Our initial aim was to isolate and maintain in culture the entire CNS from the newborn animal. It seemed likely that the CNS at this stage could present the following attractive features: (1) the newborn opossum is less than 1.5 cm long and this suggested that its CNS would be small enough to survive well in vitro; (2) the poorly developed hind-limbs in the newborn opossum suggested the presence of a gradient along the spinal cord, with more mature developed motoneurones in rostral than in lumbosacral segments (Altman and Bayer, 1984; Fulton and Walton, 1986). A long-term aim of these experiments is to develop preparations suitable for studying neuronal circuits involved in generating respiratory rhythms. Although equivalent to a 14-day rat embryo, the newborn opossum breathes and suckles but does little else. The appropriate neuronal circuits must presumably be fully effective.

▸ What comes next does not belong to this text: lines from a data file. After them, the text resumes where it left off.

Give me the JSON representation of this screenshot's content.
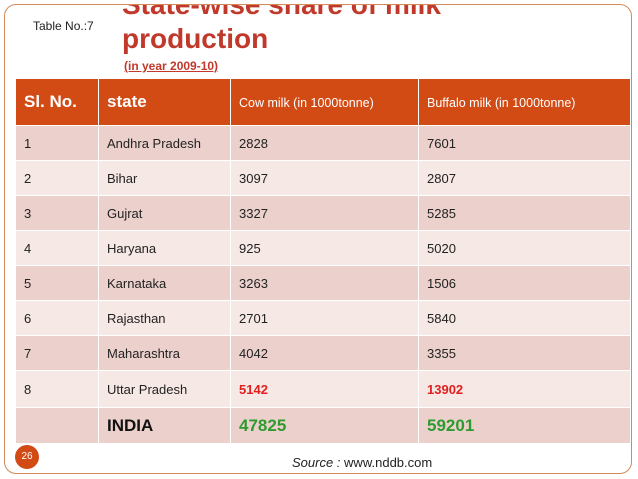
{
  "slide": {
    "table_no": "Table No.:7",
    "title_top": "State-wise share of milk",
    "title_main": "production",
    "subtitle": "(in year 2009-10)",
    "page_number": "26",
    "source_label": "Source :",
    "source_value": "www.nddb.com"
  },
  "table": {
    "headers": {
      "sl_no": "Sl. No.",
      "state": "state",
      "cow_milk": "Cow milk (in 1000tonne)",
      "buffalo_milk": "Buffalo milk (in 1000tonne)"
    },
    "rows": [
      {
        "sl": "1",
        "state": "Andhra Pradesh",
        "cow": "2828",
        "buffalo": "7601"
      },
      {
        "sl": "2",
        "state": "Bihar",
        "cow": "3097",
        "buffalo": "2807"
      },
      {
        "sl": "3",
        "state": "Gujrat",
        "cow": "3327",
        "buffalo": "5285"
      },
      {
        "sl": "4",
        "state": "Haryana",
        "cow": "925",
        "buffalo": "5020"
      },
      {
        "sl": "5",
        "state": "Karnataka",
        "cow": "3263",
        "buffalo": "1506"
      },
      {
        "sl": "6",
        "state": "Rajasthan",
        "cow": "2701",
        "buffalo": "5840"
      },
      {
        "sl": "7",
        "state": "Maharashtra",
        "cow": "4042",
        "buffalo": "3355"
      },
      {
        "sl": "8",
        "state": "Uttar Pradesh",
        "cow": "5142",
        "buffalo": "13902"
      }
    ],
    "total": {
      "sl": "",
      "state": "INDIA",
      "cow": "47825",
      "buffalo": "59201"
    }
  },
  "colors": {
    "accent": "#d24a14",
    "title": "#c0392b",
    "highlight_red": "#e02020",
    "total_green": "#2f9a2f",
    "row_dark": "#ecd0cc",
    "row_light": "#f6e8e4"
  }
}
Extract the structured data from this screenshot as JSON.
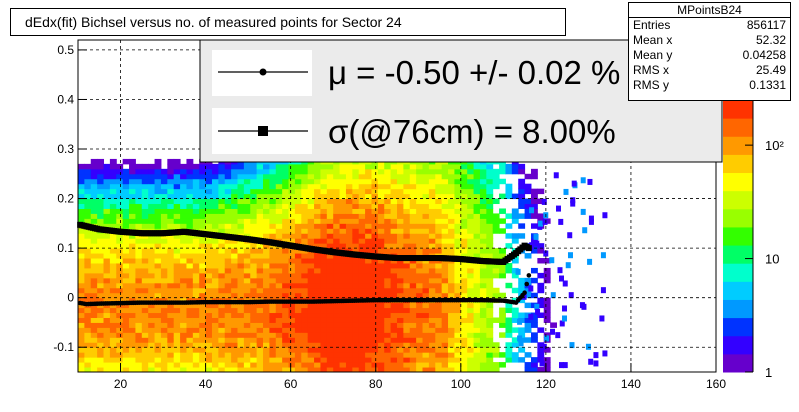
{
  "title": "dEdx(fit) Bichsel versus no. of measured points for Sector 24",
  "stats": {
    "name": "MPointsB24",
    "rows": [
      {
        "label": "Entries",
        "value": "856117"
      },
      {
        "label": "Mean x",
        "value": "52.32"
      },
      {
        "label": "Mean y",
        "value": "0.04258"
      },
      {
        "label": "RMS x",
        "value": "25.49"
      },
      {
        "label": "RMS y",
        "value": "0.1331"
      }
    ]
  },
  "legend": {
    "mu_text": "μ  = -0.50 +/-  0.02 %",
    "sigma_text": "σ(@76cm) =  8.00%"
  },
  "colorbar": {
    "ticks": [
      {
        "value": 1,
        "label": "1"
      },
      {
        "value": 10,
        "label": "10"
      },
      {
        "value": 100,
        "label": "10²"
      }
    ],
    "palette": [
      "#6600cc",
      "#3300ff",
      "#0033ff",
      "#0099ff",
      "#00ccff",
      "#00ffcc",
      "#00ff66",
      "#33ff00",
      "#99ff00",
      "#ccff00",
      "#ffff00",
      "#ffcc00",
      "#ff9900",
      "#ff6600",
      "#ff3300"
    ]
  },
  "chart_data": {
    "type": "heatmap",
    "title": "dEdx(fit) Bichsel versus no. of measured points for Sector 24",
    "xlim": [
      10,
      160
    ],
    "ylim": [
      -0.15,
      0.52
    ],
    "x_ticks": [
      20,
      40,
      60,
      80,
      100,
      120,
      140,
      160
    ],
    "y_ticks": [
      -0.1,
      0,
      0.1,
      0.2,
      0.3,
      0.4,
      0.5
    ],
    "grid": true,
    "z_scale": "log",
    "series": [
      {
        "name": "μ",
        "x": [
          10,
          12,
          15,
          20,
          25,
          30,
          35,
          40,
          45,
          50,
          55,
          60,
          65,
          70,
          75,
          80,
          85,
          90,
          95,
          100,
          105,
          110,
          113,
          115,
          116
        ],
        "y": [
          -0.01,
          -0.013,
          -0.012,
          -0.011,
          -0.01,
          -0.01,
          -0.01,
          -0.009,
          -0.009,
          -0.009,
          -0.008,
          -0.008,
          -0.008,
          -0.007,
          -0.006,
          -0.005,
          -0.005,
          -0.005,
          -0.005,
          -0.005,
          -0.005,
          -0.006,
          -0.01,
          0.01,
          0.045
        ]
      },
      {
        "name": "σ(@76cm)",
        "x": [
          10,
          12,
          15,
          20,
          25,
          30,
          35,
          40,
          45,
          50,
          55,
          60,
          65,
          70,
          75,
          80,
          85,
          90,
          95,
          100,
          105,
          110,
          113,
          115,
          116
        ],
        "y": [
          0.148,
          0.144,
          0.138,
          0.133,
          0.13,
          0.13,
          0.133,
          0.128,
          0.123,
          0.118,
          0.112,
          0.105,
          0.098,
          0.092,
          0.087,
          0.083,
          0.08,
          0.08,
          0.08,
          0.078,
          0.074,
          0.072,
          0.09,
          0.105,
          0.1
        ]
      }
    ]
  }
}
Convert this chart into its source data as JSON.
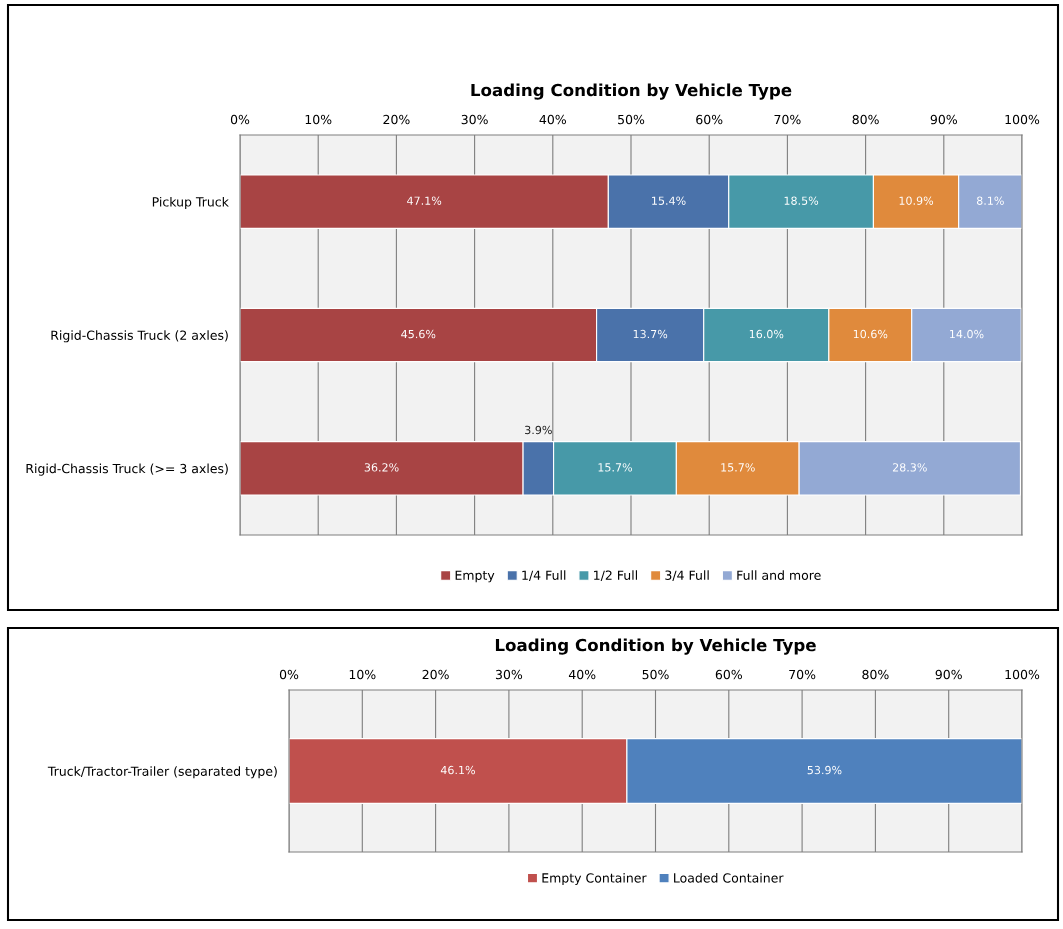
{
  "chart_data": [
    {
      "type": "bar",
      "orientation": "horizontal",
      "stacked": true,
      "title": "Loading Condition by Vehicle Type",
      "categories": [
        "Pickup Truck",
        "Rigid-Chassis Truck (2 axles)",
        "Rigid-Chassis Truck (>= 3 axles)"
      ],
      "series": [
        {
          "name": "Empty",
          "color": "#a84444",
          "values": [
            47.1,
            45.6,
            36.2
          ]
        },
        {
          "name": "1/4 Full",
          "color": "#4a72aa",
          "values": [
            15.4,
            13.7,
            3.9
          ]
        },
        {
          "name": "1/2 Full",
          "color": "#4799a8",
          "values": [
            18.5,
            16.0,
            15.7
          ]
        },
        {
          "name": "3/4 Full",
          "color": "#e08a3c",
          "values": [
            10.9,
            10.6,
            15.7
          ]
        },
        {
          "name": "Full and more",
          "color": "#93a9d4",
          "values": [
            8.1,
            14.0,
            28.3
          ]
        }
      ],
      "xlim": [
        0,
        100
      ],
      "xticks": [
        {
          "value": 0,
          "label": "0%"
        },
        {
          "value": 10,
          "label": "10%"
        },
        {
          "value": 20,
          "label": "20%"
        },
        {
          "value": 30,
          "label": "30%"
        },
        {
          "value": 40,
          "label": "40%"
        },
        {
          "value": 50,
          "label": "50%"
        },
        {
          "value": 60,
          "label": "60%"
        },
        {
          "value": 70,
          "label": "70%"
        },
        {
          "value": 80,
          "label": "80%"
        },
        {
          "value": 90,
          "label": "90%"
        },
        {
          "value": 100,
          "label": "100%"
        }
      ],
      "value_labels": [
        [
          "47.1%",
          "45.6%",
          "36.2%"
        ],
        [
          "15.4%",
          "13.7%",
          "3.9%"
        ],
        [
          "18.5%",
          "16.0%",
          "15.7%"
        ],
        [
          "10.9%",
          "10.6%",
          "15.7%"
        ],
        [
          "8.1%",
          "14.0%",
          "28.3%"
        ]
      ],
      "grid": "x",
      "legend": "bottom"
    },
    {
      "type": "bar",
      "orientation": "horizontal",
      "stacked": true,
      "title": "Loading Condition by Vehicle Type",
      "categories": [
        "Truck/Tractor-Trailer (separated type)"
      ],
      "series": [
        {
          "name": "Empty Container",
          "color": "#c0504d",
          "values": [
            46.1
          ]
        },
        {
          "name": "Loaded Container",
          "color": "#4f81bd",
          "values": [
            53.9
          ]
        }
      ],
      "xlim": [
        0,
        100
      ],
      "xticks": [
        {
          "value": 0,
          "label": "0%"
        },
        {
          "value": 10,
          "label": "10%"
        },
        {
          "value": 20,
          "label": "20%"
        },
        {
          "value": 30,
          "label": "30%"
        },
        {
          "value": 40,
          "label": "40%"
        },
        {
          "value": 50,
          "label": "50%"
        },
        {
          "value": 60,
          "label": "60%"
        },
        {
          "value": 70,
          "label": "70%"
        },
        {
          "value": 80,
          "label": "80%"
        },
        {
          "value": 90,
          "label": "90%"
        },
        {
          "value": 100,
          "label": "100%"
        }
      ],
      "value_labels": [
        [
          "46.1%"
        ],
        [
          "53.9%"
        ]
      ],
      "grid": "x",
      "legend": "bottom"
    }
  ]
}
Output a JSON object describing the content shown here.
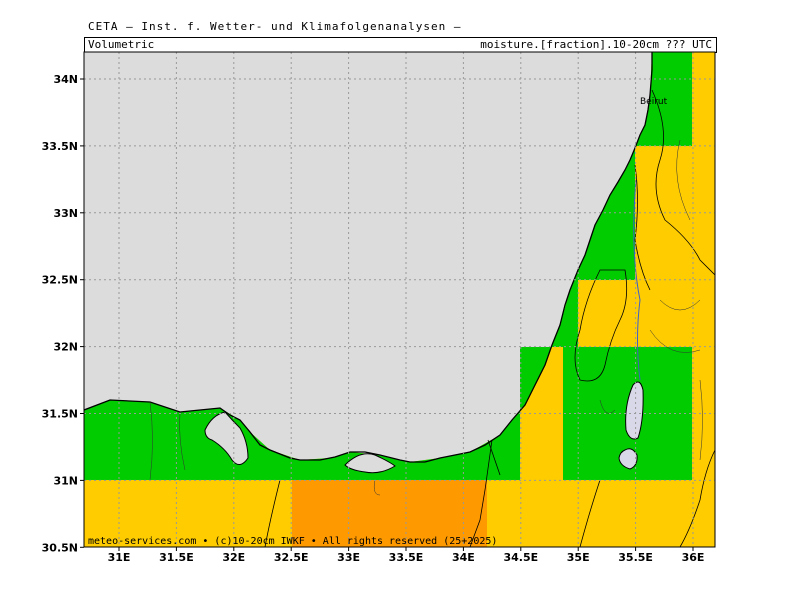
{
  "header": {
    "title": "CETA – Inst. f. Wetter- und Klimafolgenanalysen –",
    "subtitle_left": "Volumetric",
    "subtitle_right": "moisture.[fraction].10-20cm ??? UTC"
  },
  "map": {
    "lon_ticks": [
      "31E",
      "31.5E",
      "32E",
      "32.5E",
      "33E",
      "33.5E",
      "34E",
      "34.5E",
      "35E",
      "35.5E",
      "36E"
    ],
    "lat_ticks": [
      "34N",
      "33.5N",
      "33N",
      "32.5N",
      "32N",
      "31.5N",
      "31N",
      "30.5N"
    ],
    "city_label": "Beirut",
    "credit": "meteo-services.com • (c)10-20cm IWKF • All rights reserved (25+2025)",
    "colors": {
      "sea": "#dcdcdc",
      "green": "#00cc00",
      "yellow": "#ffcc00",
      "orange": "#ff9900",
      "lake": "#d8d8e8"
    }
  }
}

The techniques we have used include electrical recordings from dorsal and ventral roots and electromyograms from rib muscles attached to the isolated CNS, as well as histological and labelling techniques for examining the progeny of precursor cells dividing over the first few days in vitro. We show that the CNS continues to display reflexes in Krebs’ fluid. In addition the neurones are readily accessible to pharmacological agents such as tetrodotoxin applied to the bathing fluid. By using bromodeoxyuridine (BrdU), we show that cells in the proliferative zone of the spinal cord continue to replicate DNA for 4 days after isolation and maintenance in Krebs’ fluid.
Materials and methods
Breeding of Monodelphis domestica
The animals used in this study came from an established colony of M. domestica in Southampton and a new colony established in the Biocenter in Basel. Although these animals will breed throughout the year and often mate within a short time of removal of the young, their reproductive performance is rather variable. In order to produce two pregnant animals per week on a regular basis, at least 20 breeding females and 10 males are required with the young being removed in the first few postnatal days and the females being immediately re-mated. A colony of over 100 animals is required to provide a regular supply of breeding pairs. The animals are kept in plastic boxes supplied with sawdust, woodchips and tissue paper for nesting material. The room temperature is maintained at 26–27°C and the room illuminated for 13 h daily. The diet used consists of cat food (Gourmet) supplemented with cream for lactating females. M. domesticus is poly-oestrus with a cycle of 28 days. Its gestation period is 14 days and litter sizes vary from 1 to 12 pups. A newborn pup detached from its mother is usually eaten by her. On its own the pup dies rapidly, within about 15 min. The young are weaned at 8–9 weeks and reach sexual maturity in 18–20 weeks (Trupin and Fadem, 1982; Fadem et al. 1982; Baggott et al. 1987; Kraus and Fadem, 1987; Saunders et al. 1989). Seventy-five newborn opossums were used for these experiments.
Removal of the CNS
Baby opossums were removed from their mothers starting at 1–4 days of age and then anaesthetized with ether, chloroform or by cooling; a photograph of a 2-day-old opossum is shown in Fig. 1A. Anaesthetized young were placed dorsal surface uppermost in a small, Sylgard-filled Petri dish with tiny pins (Minuten Nadelen) placed through the paws. Lateral cuts were made with scissors through the ribs in the body wall. The animal was then covered in Krebs’ fluid bubbled with 95 % O2/5 % CO2 and the skin over the brain and spinal cord was removed. The entire CNS was isolated by cutting the muscles and vertebrae from over the dorsal aspect of the spinal cord and the dura mater covering the brain. The brain was isolated further by separating it from the floor of the cranium; cranial nerves and the connections to Rathke’s pouch and to the olfactory bulbs were cut. The dorsal and ventral roots were severed from the cervical to the lumbar region, after which the entire CNS was removed. In some preparations, several ribs and muscles were left attached to the spinal cord so that rhythmical movements of the ribs (breathing) could be observed. Fig. IB shows the relative sizes of the CNS of the adult and the neonate, while Fig. 1C illustrates the incompletely developed structure of the neonatal CNS. The CNS was maintained at room temperature (22–24°C) in Krebs’ fluid containing 11 mmol l−1 glucose for up to 4 days. The level of oxygenation and the pH were maintained by continuously bubbling with 95% O2, 5% CO2.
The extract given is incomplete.